The number of aggrieved workers bringing sex discrimination claims to employment tribunals has tumbled by 90 per cent in a year since claimants were made to pay a fee.

It appears that the prospect of forking out in advance – and losing the money if their case fails – is deterring many of those who may be tempted to use a tribunal to make their employer pay compensation.

But Labour business spokesman Chuka Umunna has promised to abolish the fees, claiming they are unfair.

Chuka, as ever, is missing the point here. The aim and purpose of the fee is to reduce the number of claims. The fee has been instituted, the number of claims has dropped: public policy is actually working. Would that everything done by government worked so well.

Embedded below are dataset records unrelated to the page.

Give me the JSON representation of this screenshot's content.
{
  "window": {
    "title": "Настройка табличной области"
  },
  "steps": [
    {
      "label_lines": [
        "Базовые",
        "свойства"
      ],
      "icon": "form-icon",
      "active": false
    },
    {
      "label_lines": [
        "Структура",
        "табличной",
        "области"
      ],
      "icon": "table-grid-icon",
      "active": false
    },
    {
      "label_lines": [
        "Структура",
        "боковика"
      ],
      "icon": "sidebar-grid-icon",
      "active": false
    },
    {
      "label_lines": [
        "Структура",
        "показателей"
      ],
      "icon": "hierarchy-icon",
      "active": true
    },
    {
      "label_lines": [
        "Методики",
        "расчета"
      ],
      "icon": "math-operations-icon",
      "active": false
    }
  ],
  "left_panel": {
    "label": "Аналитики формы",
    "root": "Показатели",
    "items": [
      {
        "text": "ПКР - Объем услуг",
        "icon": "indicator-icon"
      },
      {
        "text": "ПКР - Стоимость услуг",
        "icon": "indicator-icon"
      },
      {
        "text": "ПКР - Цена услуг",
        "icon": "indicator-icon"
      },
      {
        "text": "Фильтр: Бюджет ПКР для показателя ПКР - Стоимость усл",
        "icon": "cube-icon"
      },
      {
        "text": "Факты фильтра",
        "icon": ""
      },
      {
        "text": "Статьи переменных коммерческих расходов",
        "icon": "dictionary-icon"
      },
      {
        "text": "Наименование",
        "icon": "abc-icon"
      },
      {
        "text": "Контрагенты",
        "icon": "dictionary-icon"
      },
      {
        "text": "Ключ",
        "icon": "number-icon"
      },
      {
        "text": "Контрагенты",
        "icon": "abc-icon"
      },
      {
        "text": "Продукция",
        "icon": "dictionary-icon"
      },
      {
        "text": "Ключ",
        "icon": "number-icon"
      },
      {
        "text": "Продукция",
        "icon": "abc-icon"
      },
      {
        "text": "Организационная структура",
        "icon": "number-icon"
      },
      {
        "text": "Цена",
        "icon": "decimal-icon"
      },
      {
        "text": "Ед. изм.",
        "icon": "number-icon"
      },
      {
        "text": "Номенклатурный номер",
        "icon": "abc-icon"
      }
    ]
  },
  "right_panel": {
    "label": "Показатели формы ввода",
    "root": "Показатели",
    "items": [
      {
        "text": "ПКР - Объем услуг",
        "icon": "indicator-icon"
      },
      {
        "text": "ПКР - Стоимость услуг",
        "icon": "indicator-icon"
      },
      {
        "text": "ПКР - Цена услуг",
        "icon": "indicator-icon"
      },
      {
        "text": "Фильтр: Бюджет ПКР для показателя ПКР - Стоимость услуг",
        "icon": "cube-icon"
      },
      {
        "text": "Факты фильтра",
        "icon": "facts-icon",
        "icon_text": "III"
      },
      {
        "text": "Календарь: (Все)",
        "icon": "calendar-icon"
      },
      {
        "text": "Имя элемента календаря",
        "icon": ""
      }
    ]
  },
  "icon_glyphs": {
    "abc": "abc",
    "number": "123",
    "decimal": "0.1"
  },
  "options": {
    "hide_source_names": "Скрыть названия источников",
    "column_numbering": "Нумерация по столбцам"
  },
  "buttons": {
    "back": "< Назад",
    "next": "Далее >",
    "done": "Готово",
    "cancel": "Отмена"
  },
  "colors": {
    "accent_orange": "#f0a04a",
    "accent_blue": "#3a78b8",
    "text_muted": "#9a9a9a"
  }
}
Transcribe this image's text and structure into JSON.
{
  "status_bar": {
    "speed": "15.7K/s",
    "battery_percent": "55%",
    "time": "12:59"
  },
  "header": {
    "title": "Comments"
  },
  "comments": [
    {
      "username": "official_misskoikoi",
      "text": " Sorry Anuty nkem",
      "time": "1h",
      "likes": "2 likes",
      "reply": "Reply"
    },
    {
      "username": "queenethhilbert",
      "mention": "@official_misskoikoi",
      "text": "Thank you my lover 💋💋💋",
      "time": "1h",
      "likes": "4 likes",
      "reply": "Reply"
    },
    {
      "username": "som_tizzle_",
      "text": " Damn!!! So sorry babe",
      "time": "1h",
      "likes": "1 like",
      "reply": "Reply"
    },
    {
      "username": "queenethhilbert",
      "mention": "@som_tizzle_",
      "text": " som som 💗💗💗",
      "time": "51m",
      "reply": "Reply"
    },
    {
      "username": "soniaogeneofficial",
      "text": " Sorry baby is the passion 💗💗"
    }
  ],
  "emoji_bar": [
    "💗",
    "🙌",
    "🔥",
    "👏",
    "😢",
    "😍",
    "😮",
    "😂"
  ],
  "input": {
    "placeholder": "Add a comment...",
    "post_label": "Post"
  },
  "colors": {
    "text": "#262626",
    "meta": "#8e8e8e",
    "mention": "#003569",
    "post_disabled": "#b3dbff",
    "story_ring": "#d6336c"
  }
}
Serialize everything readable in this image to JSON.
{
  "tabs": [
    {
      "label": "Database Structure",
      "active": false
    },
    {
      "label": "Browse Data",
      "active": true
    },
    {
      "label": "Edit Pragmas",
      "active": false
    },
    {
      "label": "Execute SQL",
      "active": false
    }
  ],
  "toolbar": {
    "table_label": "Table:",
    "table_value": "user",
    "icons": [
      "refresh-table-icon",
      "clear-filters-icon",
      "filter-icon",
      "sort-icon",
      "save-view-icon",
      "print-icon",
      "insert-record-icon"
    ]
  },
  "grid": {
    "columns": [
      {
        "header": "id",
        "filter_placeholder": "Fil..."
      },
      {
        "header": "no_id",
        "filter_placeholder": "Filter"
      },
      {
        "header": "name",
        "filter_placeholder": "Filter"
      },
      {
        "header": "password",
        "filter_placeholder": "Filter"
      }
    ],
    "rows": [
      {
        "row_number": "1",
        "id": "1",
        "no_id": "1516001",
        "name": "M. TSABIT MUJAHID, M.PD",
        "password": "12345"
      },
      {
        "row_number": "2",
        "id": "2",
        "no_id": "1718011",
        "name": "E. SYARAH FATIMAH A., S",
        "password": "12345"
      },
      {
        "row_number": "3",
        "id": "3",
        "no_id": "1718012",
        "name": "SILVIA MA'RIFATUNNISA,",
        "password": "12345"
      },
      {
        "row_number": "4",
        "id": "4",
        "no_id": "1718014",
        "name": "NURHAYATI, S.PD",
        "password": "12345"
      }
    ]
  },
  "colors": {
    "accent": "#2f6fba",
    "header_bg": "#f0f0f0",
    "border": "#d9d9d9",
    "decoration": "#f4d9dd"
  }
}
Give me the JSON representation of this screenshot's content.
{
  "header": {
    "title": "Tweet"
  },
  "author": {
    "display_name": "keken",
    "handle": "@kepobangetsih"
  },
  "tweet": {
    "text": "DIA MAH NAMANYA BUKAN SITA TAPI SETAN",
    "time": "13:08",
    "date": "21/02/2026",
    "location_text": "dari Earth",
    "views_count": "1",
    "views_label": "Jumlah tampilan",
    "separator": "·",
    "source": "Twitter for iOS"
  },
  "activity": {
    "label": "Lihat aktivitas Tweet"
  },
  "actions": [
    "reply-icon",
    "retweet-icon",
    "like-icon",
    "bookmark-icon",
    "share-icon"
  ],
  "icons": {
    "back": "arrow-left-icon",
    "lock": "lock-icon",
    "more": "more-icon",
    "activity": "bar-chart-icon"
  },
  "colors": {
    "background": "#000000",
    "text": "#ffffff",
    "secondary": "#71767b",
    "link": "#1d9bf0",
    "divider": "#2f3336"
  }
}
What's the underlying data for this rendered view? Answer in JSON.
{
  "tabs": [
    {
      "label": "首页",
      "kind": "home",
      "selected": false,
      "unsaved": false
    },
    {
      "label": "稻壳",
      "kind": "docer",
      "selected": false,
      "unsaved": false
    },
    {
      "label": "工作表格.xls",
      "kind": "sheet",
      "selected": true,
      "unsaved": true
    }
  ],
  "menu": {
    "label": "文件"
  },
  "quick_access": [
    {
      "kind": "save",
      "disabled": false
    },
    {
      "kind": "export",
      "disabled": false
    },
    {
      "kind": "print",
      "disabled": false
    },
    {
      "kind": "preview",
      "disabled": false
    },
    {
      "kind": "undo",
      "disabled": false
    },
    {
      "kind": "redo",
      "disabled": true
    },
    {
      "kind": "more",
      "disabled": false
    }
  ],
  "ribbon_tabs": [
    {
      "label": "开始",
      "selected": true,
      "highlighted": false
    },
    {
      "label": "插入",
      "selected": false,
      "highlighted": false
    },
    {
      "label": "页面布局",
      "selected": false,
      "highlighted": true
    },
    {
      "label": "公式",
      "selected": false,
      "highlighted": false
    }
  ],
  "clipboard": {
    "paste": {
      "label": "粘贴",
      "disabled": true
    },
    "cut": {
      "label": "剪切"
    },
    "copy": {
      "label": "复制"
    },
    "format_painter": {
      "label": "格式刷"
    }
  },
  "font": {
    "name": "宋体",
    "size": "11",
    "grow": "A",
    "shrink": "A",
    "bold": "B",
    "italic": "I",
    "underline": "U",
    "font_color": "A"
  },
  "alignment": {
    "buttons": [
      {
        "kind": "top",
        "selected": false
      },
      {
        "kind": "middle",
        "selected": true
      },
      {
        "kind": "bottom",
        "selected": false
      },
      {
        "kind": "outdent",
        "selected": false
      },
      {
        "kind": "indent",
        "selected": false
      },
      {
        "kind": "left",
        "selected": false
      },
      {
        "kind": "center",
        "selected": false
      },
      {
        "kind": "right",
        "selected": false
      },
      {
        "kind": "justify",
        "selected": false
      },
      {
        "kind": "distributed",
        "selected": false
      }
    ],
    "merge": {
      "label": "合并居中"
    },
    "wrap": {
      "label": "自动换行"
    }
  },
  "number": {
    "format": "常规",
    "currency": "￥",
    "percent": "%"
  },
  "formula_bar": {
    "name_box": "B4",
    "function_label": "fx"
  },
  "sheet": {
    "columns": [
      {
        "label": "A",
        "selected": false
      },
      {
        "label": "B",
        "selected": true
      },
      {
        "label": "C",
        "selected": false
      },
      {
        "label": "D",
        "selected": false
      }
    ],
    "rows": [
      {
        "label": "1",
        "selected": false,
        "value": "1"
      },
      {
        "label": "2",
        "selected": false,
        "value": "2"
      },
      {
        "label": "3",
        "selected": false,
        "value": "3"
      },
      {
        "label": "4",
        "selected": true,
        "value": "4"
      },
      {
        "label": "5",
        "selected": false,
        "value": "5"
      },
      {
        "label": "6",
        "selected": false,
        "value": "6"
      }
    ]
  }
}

The point is not though to make sure that those cruelly done down by t'evil capitalist plutocrats have no recourse: discrimination law still exists and still operates in the normal manner. Those with a good case will happily pay the small fee, those with a frivolous one won't. The impact of this modest fee therefore tells us something most interesting: the number of former claims that were indeed frivolous, or at least highly unlikely to succeed. But if trying it on costs nothing then why not do so?

There's an interesting parallel here with another thing that the British courts get right. In, say, a patent case, the loser pays everyone's court costs and legal fees. In a similar US case the each side pays its own costs, whatever the outcome of the case (except in truly, truly, egregious cases). It costs perhaps $500 to file a suit alleging patent infringement and up to $2 million just to prepare the defence for a trial. The incentives there are obviously for many trivial suits to be filed in the hopes of getting a bit of cash as a settlement to bugger off and stop bothering everyone.

It's worth noting that the US courts are full of patent troll cases: the UK courts have nary a one.

You know, the first thing everyone should know about economics? Incentives matter.

When proven cases of real sex discrimination bring (righteous) damages of tens to hundreds of thousands of pounds the idea of a small fee as a gatekeeper to deter frivolous cases seems both sensible and not a barrier to those real cases moving into the justice system.